Aurianne Abécassis : “La confiance”

Manuel appartient à un groupe de militants politiques qui place la notion de confiance comme un a priori nécessaire à toute relation humaine. Leur stratégie : l’entrisme. En infiltrant l’entreprise Euronet, Manuel rencontre Caroline au cœur du système, avec sa hiérarchie, ses résistances, et la rumeur d'une délocalisation au Maroc.

Une fable d’anticipation au regard aigu et à l’écriture brillante pour explorer les fragilités, les dérives et les espaces de rêve encore possibles au sein de nos organisations humaines.

extrait :

3.7 Au siège de l'entreprise Euronet. Troisième étage. Bureau du Directeur général adjoint sans le Directeur général adjoint

La femme / L'homme / Caroline


Caroline – Ils ne sont pas dangereux.

La femme – Ils pourraient.

Caroline – Ils pourraient, mais ils ne le sont pas.

La femme – Pourquoi ?

Caroline – Je ne les imagine pas poser une bombe.

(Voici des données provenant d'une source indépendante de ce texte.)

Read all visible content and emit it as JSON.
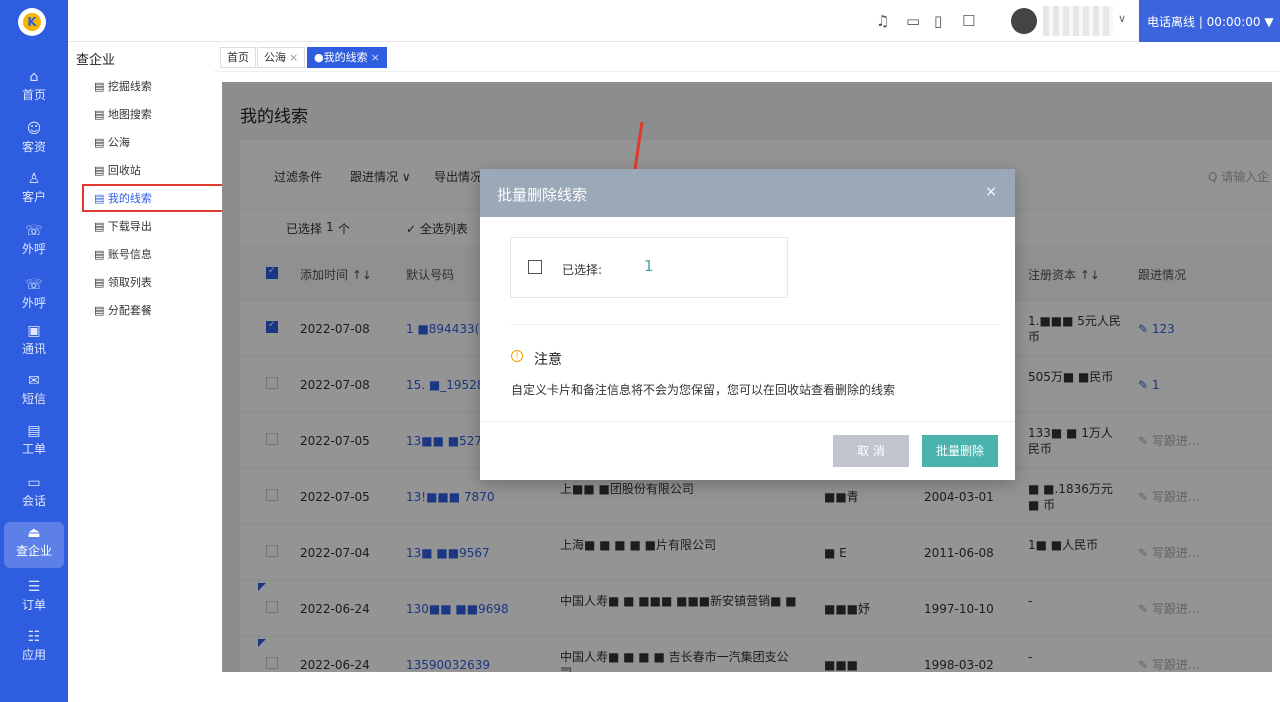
{
  "nav": {
    "items": [
      "首页",
      "客资",
      "客户",
      "外呼",
      "外呼",
      "通讯",
      "短信",
      "工单",
      "会话",
      "查企业",
      "订单",
      "应用"
    ],
    "icons": [
      "⌂",
      "☺",
      "♙",
      "☏",
      "☏",
      "▣",
      "✉",
      "▤",
      "▭",
      "⏏",
      "☰",
      "☷"
    ],
    "active": "查企业"
  },
  "topbar": {
    "phone_status": "电话离线 |  00:00:00 ▼"
  },
  "subnav": {
    "title": "查企业",
    "items": [
      "挖掘线索",
      "地图搜索",
      "公海",
      "回收站",
      "我的线索",
      "下载导出",
      "账号信息",
      "领取列表",
      "分配套餐"
    ],
    "active": "我的线索"
  },
  "tabs": [
    {
      "label": "首页"
    },
    {
      "label": "公海",
      "close": "×"
    },
    {
      "label": "●我的线索",
      "close": "×"
    }
  ],
  "page": {
    "title": "我的线索"
  },
  "filters": [
    "过滤条件",
    "跟进情况 ∨",
    "导出情况"
  ],
  "search_placeholder": "Q 请输入企",
  "selection": {
    "prefix": "已选择",
    "count": "1",
    "suffix": "个",
    "select_all": "✓ 全选列表"
  },
  "columns": [
    "添加时间 ↑↓",
    "默认号码",
    "注册资本 ↑↓",
    "跟进情况"
  ],
  "rows": [
    {
      "date": "2022-07-08",
      "phone": "1  ■894433(",
      "company": "",
      "person": "",
      "found": "",
      "capital": "1.■■■ 5元人民币",
      "follow": "123",
      "checked": true
    },
    {
      "date": "2022-07-08",
      "phone": "15. ■_19528",
      "company": "",
      "person": "",
      "found": "",
      "capital": "505万■ ■民币",
      "follow": "1",
      "checked": false
    },
    {
      "date": "2022-07-05",
      "phone": "13■■ ■5271",
      "company": "",
      "person": "",
      "found": "",
      "capital": "133■ ■ 1万人民币",
      "follow": "写跟进...",
      "checked": false
    },
    {
      "date": "2022-07-05",
      "phone": "13!■■■ 7870",
      "company": "上■■ ■团股份有限公司",
      "person": "■■青",
      "found": "2004-03-01",
      "capital": "■ ■.1836万元■ 币",
      "follow": "写跟进...",
      "checked": false
    },
    {
      "date": "2022-07-04",
      "phone": "13■ ■■9567",
      "company": "上海■ ■ ■ ■ ■片有限公司",
      "person": "■ E",
      "found": "2011-06-08",
      "capital": "1■ ■人民币",
      "follow": "写跟进...",
      "checked": false
    },
    {
      "date": "2022-06-24",
      "phone": "130■■ ■■9698",
      "company": "中国人寿■ ■ ■■■ ■■■新安镇营销■ ■",
      "person": "■■■妤",
      "found": "1997-10-10",
      "capital": "-",
      "follow": "写跟进...",
      "checked": false
    },
    {
      "date": "2022-06-24",
      "phone": "13590032639",
      "company": "中国人寿■ ■ ■ ■ 吉长春市一汽集团支公司",
      "person": "■■■",
      "found": "1998-03-02",
      "capital": "-",
      "follow": "写跟进...",
      "checked": false
    }
  ],
  "dialog": {
    "title": "批量删除线索",
    "close": "×",
    "selected_label": "已选择:",
    "selected_count": "1",
    "notice_title": "注意",
    "notice_text": "自定义卡片和备注信息将不会为您保留，您可以在回收站查看删除的线索",
    "cancel": "取 消",
    "confirm": "批量删除"
  }
}
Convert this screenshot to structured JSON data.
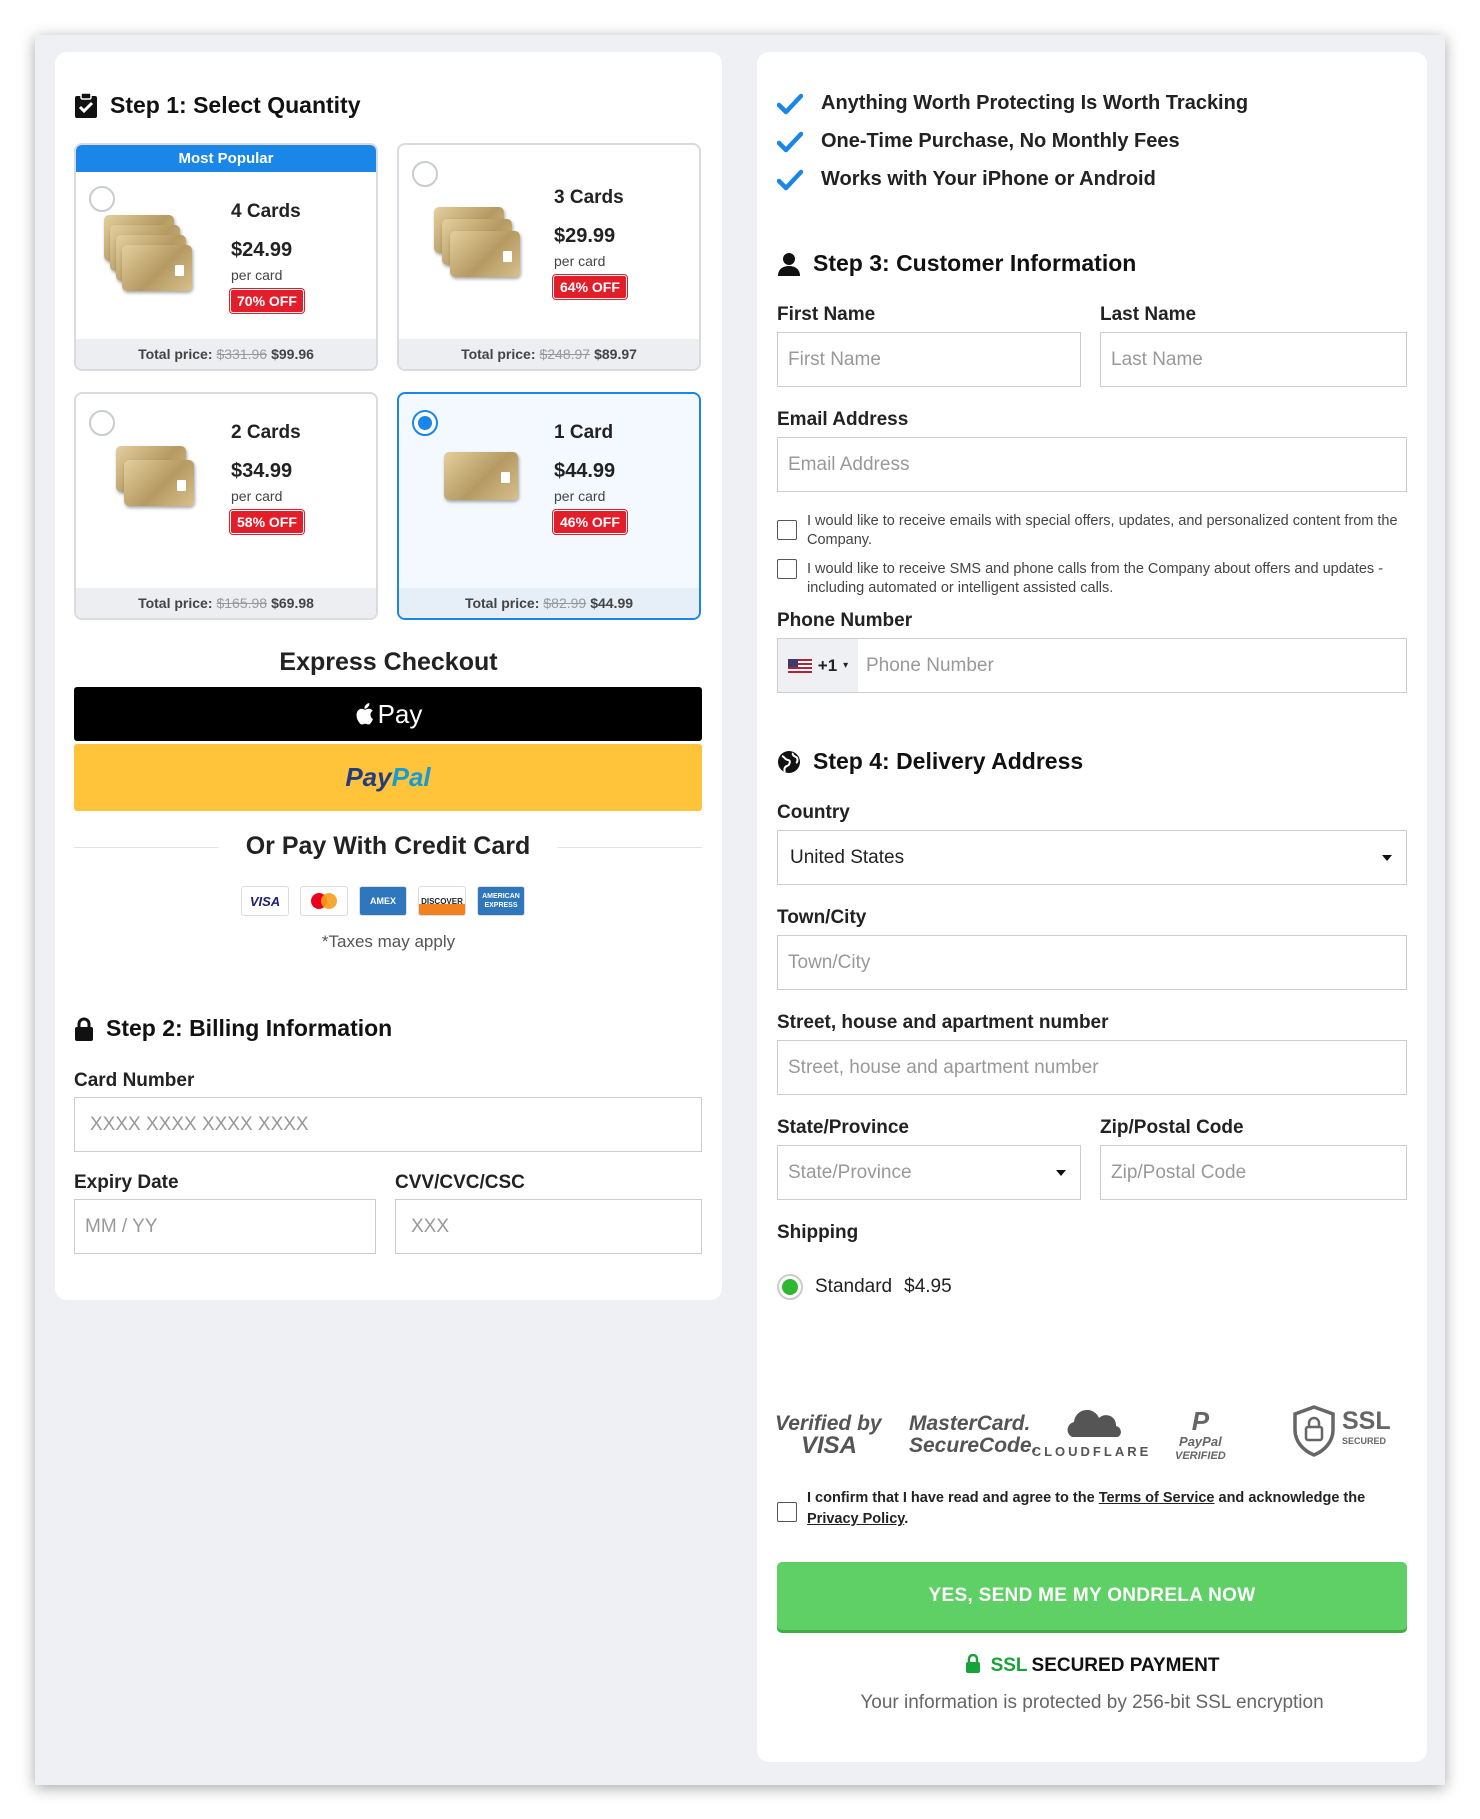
{
  "step1": {
    "title": "Step 1: Select Quantity",
    "options": [
      {
        "popular_label": "Most Popular",
        "qty": "4 Cards",
        "price": "$24.99",
        "per": "per card",
        "off": "70% OFF",
        "total_label": "Total price:",
        "old_total": "$331.96",
        "total": "$99.96",
        "selected": false
      },
      {
        "qty": "3 Cards",
        "price": "$29.99",
        "per": "per card",
        "off": "64% OFF",
        "total_label": "Total price:",
        "old_total": "$248.97",
        "total": "$89.97",
        "selected": false
      },
      {
        "qty": "2 Cards",
        "price": "$34.99",
        "per": "per card",
        "off": "58% OFF",
        "total_label": "Total price:",
        "old_total": "$165.98",
        "total": "$69.98",
        "selected": false
      },
      {
        "qty": "1 Card",
        "price": "$44.99",
        "per": "per card",
        "off": "46% OFF",
        "total_label": "Total price:",
        "old_total": "$82.99",
        "total": "$44.99",
        "selected": true
      }
    ]
  },
  "express": {
    "title": "Express Checkout",
    "applepay_label": "Pay",
    "paypal_a": "Pay",
    "paypal_b": "Pal",
    "or_pay": "Or Pay With Credit Card",
    "card_logos": [
      "VISA",
      "mastercard",
      "AMEX",
      "DISCOVER",
      "AMERICAN EXPRESS"
    ],
    "taxes": "*Taxes may apply"
  },
  "step2": {
    "title": "Step 2: Billing Information",
    "card_number_label": "Card Number",
    "card_number_placeholder": "XXXX XXXX XXXX XXXX",
    "expiry_label": "Expiry Date",
    "expiry_placeholder": "MM / YY",
    "cvv_label": "CVV/CVC/CSC",
    "cvv_placeholder": "XXX"
  },
  "features": [
    "Anything Worth Protecting Is Worth Tracking",
    "One-Time Purchase, No Monthly Fees",
    "Works with Your iPhone or Android"
  ],
  "step3": {
    "title": "Step 3: Customer Information",
    "first_label": "First Name",
    "first_placeholder": "First Name",
    "last_label": "Last Name",
    "last_placeholder": "Last Name",
    "email_label": "Email Address",
    "email_placeholder": "Email Address",
    "consent_email": "I would like to receive emails with special offers, updates, and personalized content from the Company.",
    "consent_sms": "I would like to receive SMS and phone calls from the Company about offers and updates - including automated or intelligent assisted calls.",
    "phone_label": "Phone Number",
    "phone_code": "+1",
    "phone_placeholder": "Phone Number"
  },
  "step4": {
    "title": "Step 4: Delivery Address",
    "country_label": "Country",
    "country_value": "United States",
    "city_label": "Town/City",
    "city_placeholder": "Town/City",
    "street_label": "Street, house and apartment number",
    "street_placeholder": "Street, house and apartment number",
    "state_label": "State/Province",
    "state_placeholder": "State/Province",
    "zip_label": "Zip/Postal Code",
    "zip_placeholder": "Zip/Postal Code",
    "shipping_label": "Shipping",
    "shipping_option": "Standard",
    "shipping_price": "$4.95"
  },
  "badges": {
    "verified": "Verified by",
    "visa": "VISA",
    "mc1": "MasterCard.",
    "mc2": "SecureCode.",
    "cloudflare": "CLOUDFLARE",
    "paypal1": "PayPal",
    "paypal2": "VERIFIED",
    "ssl": "SSL",
    "ssl_sub": "SECURED"
  },
  "terms": {
    "pre": "I confirm that I have read and agree to the ",
    "tos": "Terms of Service",
    "mid": " and acknowledge the ",
    "privacy": "Privacy Policy",
    "end": "."
  },
  "submit_label": "YES, SEND ME MY ONDRELA NOW",
  "secured": {
    "ssl": "SSL",
    "rest": "SECURED PAYMENT"
  },
  "protected_text": "Your information is protected by 256-bit SSL encryption",
  "colors": {
    "accent": "#1a86e8",
    "discount": "#e31e2b",
    "submit": "#5fd065",
    "paypal": "#ffc439"
  }
}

L’homme – Vous pourriez vous tromper.

Caroline – Je ne crois pas.

La femme – Nous pensons qu’ils appartiennent à un réseau international.

Caroline – Quel réseau ?

La femme – Quelque chose de plus gros, de beaucoup plus gros.

Caroline – Comme un complot ?

La femme – On ne qualifie pas ça de complot.

L’homme – Complot n’est pas le mot.

Caroline – Et vous attendez quoi de moi ?

La femme – Nous n’attendons rien.

L’homme – De toute façon on sait où ils sont. Ce n’est plus qu’une question d’heures avant que nous allions là-bas.

Ce que l’on voudrait savoir c’est

La femme – Est-ce qu’ils sont armés ?

Caroline – Armés ?

L’homme – Est-ce qu’ils ont l’air dangereux ?

Caroline – Vous pensez qu’ils sont peut-être armés, et vous m’avez laissée y aller seule.

La femme – Nous ne pensons pas qu’ils sont armés.

L’homme – Nous vous demandons si vous, vous pensez qu’ils sont armés.

Caroline – J’en sais rien, moi, s’ils sont armés.

La femme – C’est une simple question.

Caroline – Est-ce qu’ils sont armés, non, pas une simple question –

L’homme – Calmez-vous.

Caroline – Pas pour moi. Vous m’avez laissée y aller seule, simplement pour voir s’ils sont armés.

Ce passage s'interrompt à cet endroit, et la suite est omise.